Dear members of the National Film Preservation Board:
I see you have selected 25 more films to be preserved until the end of time at the Library of Congress.
They are, I think, an eclectic selection, ranging from the sweet “Sound of Music’’ and the patriotic “The Right Stuff’’ to the vulgar and violent “Pulp Fiction’’ and the anti-General Motors screed, “Roger and Me.’’
A pretty impressive list.
You guys have been doing this since 1988, offering 25 films annually to be put on ice, so to speak. Your selections, as I understand, are based on the cultural, historical or aesthetic significance of the film. And they have to have been around for at least 10 years.
So far you have placed 625 films in the Library’s vault, going back as far as 1891 and something called “Newark Athlete.’’ Wow. I didn’t even know they had film back then. Didn’t even know there was a Newark back then.
Most everyone’s favorites are there, from “Casablanca’’ to “The Godfather.’’
A couple of my all-time personal favorites are there, too: “African Queen’’ and “Fargo.’’ So is something called “Porky in Wackyland.’’ Guess you guys have a sense of humor.
Since 1997 members of the public have been able to place in nomination 50 films and so, in my capacity as a member of the public, I should like to nominate a few personal favorites that have not yet been preserved for posterity.
First on my list is a culturally significant comedy called “Lost in America,’’ an Albert Brooks farce about a Yuppie couple (remember those?) who trade in their high-paying jobs and beautiful home for an RV.
Accompanied by Steppenwolf’s “Born to be Wild,’’ they take to America’s highways to “find themselves,’’ then lose everything during a few late-night hours in Las Vegas.

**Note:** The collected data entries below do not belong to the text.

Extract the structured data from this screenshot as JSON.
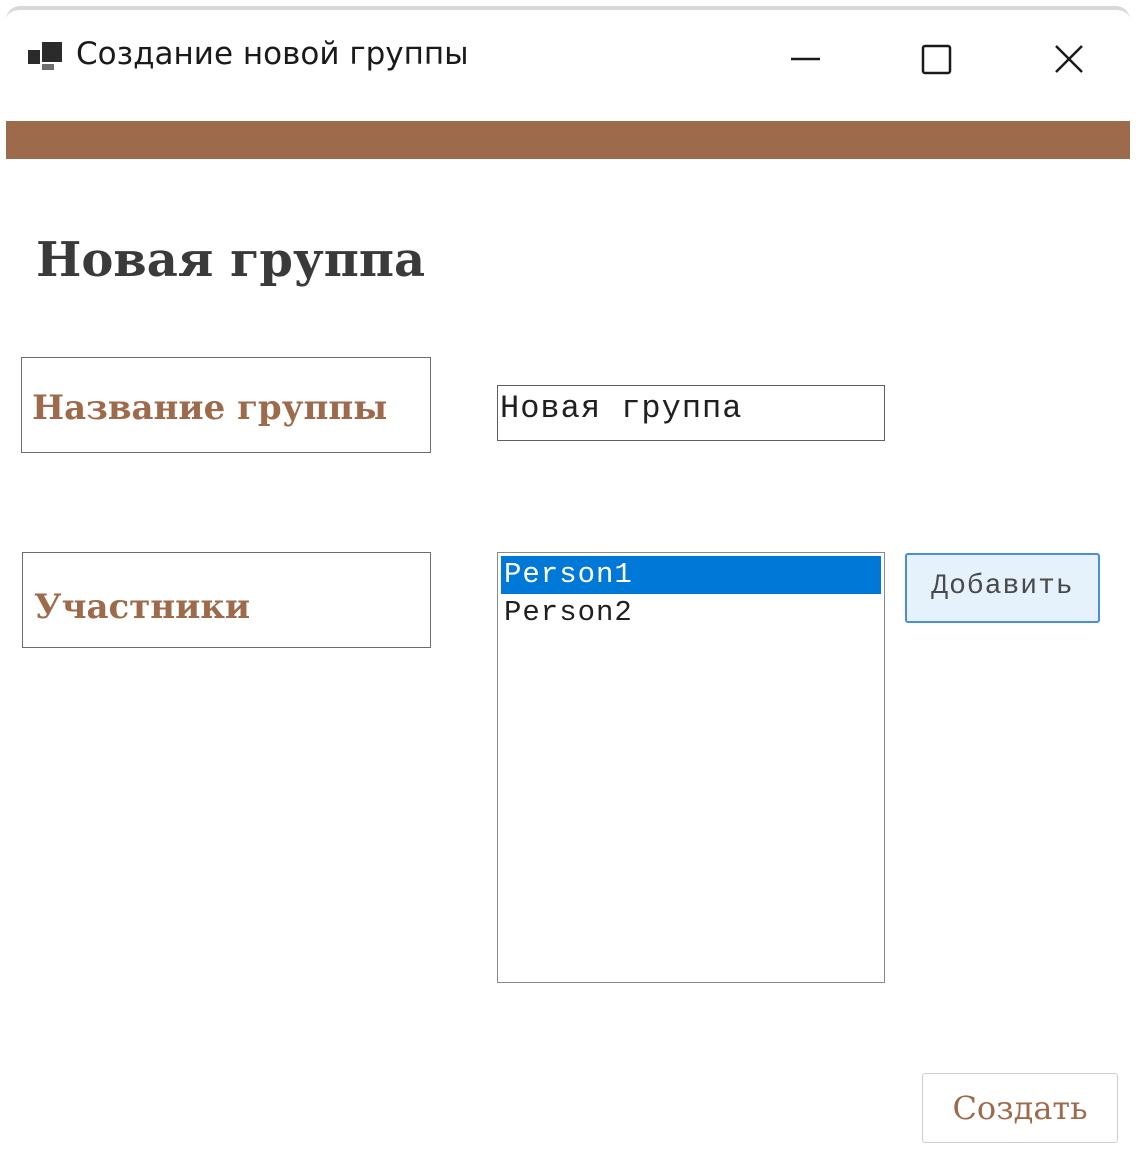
{
  "window": {
    "title": "Создание новой группы",
    "icon": "app-window-icon",
    "controls": {
      "minimize_icon": "minimize-icon",
      "maximize_icon": "maximize-icon",
      "close_icon": "close-icon"
    }
  },
  "colors": {
    "accent": "#9e6a4c",
    "selection": "#0078d7",
    "heading": "#3a3a3a"
  },
  "main": {
    "heading": "Новая группа",
    "group_name_label": "Название группы",
    "group_name_value": "Новая группа",
    "members_label": "Участники",
    "members": [
      "Person1",
      "Person2"
    ],
    "selected_member": "Person1",
    "add_button": "Добавить",
    "create_button": "Создать"
  }
}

“Lost World’’ (1925) is on the list. “Lost Weekend’’ (1945) is on the list. “Lost in America’’ (1985) is not. I say the time has come. I think Albert would agree.
Another nominee is “Body Heat,’’ with Kathleen Turner and William Hurt in a modern-day film noir. My favorite line: “You’re not too bright, are you? I like that in a man.’’
It’s the key to the entire movie. And let me add, dear board members, that Kathleen Turner is aesthetically significant in this film.
Another all-time favorite is “Captain Ron,’’ a Caribbean comedy with Kurt Russell and Martin Short. This ought to be a must for all boat owners, but I have yet to meet anyone who has seen the movie.
Too bad. My 9-year-old grandson has seen it a half-dozen times and even quoted Captain Ron once when we rather dubiously took a canoe out on a small lake: “Whatever happens is gonna happen out there.’’ You know, sinking-wise.
Another favorite of my wife and I is “Love, Actually,’’ a series of vignettes about, well, love, actually. From reviews we’ve read, I don’t think we’re alone in our affection for the movie.
I’ll give you a pass on this one since it was made in 2003. That should make it eligible next year, hint-hint. Make it happen, huh?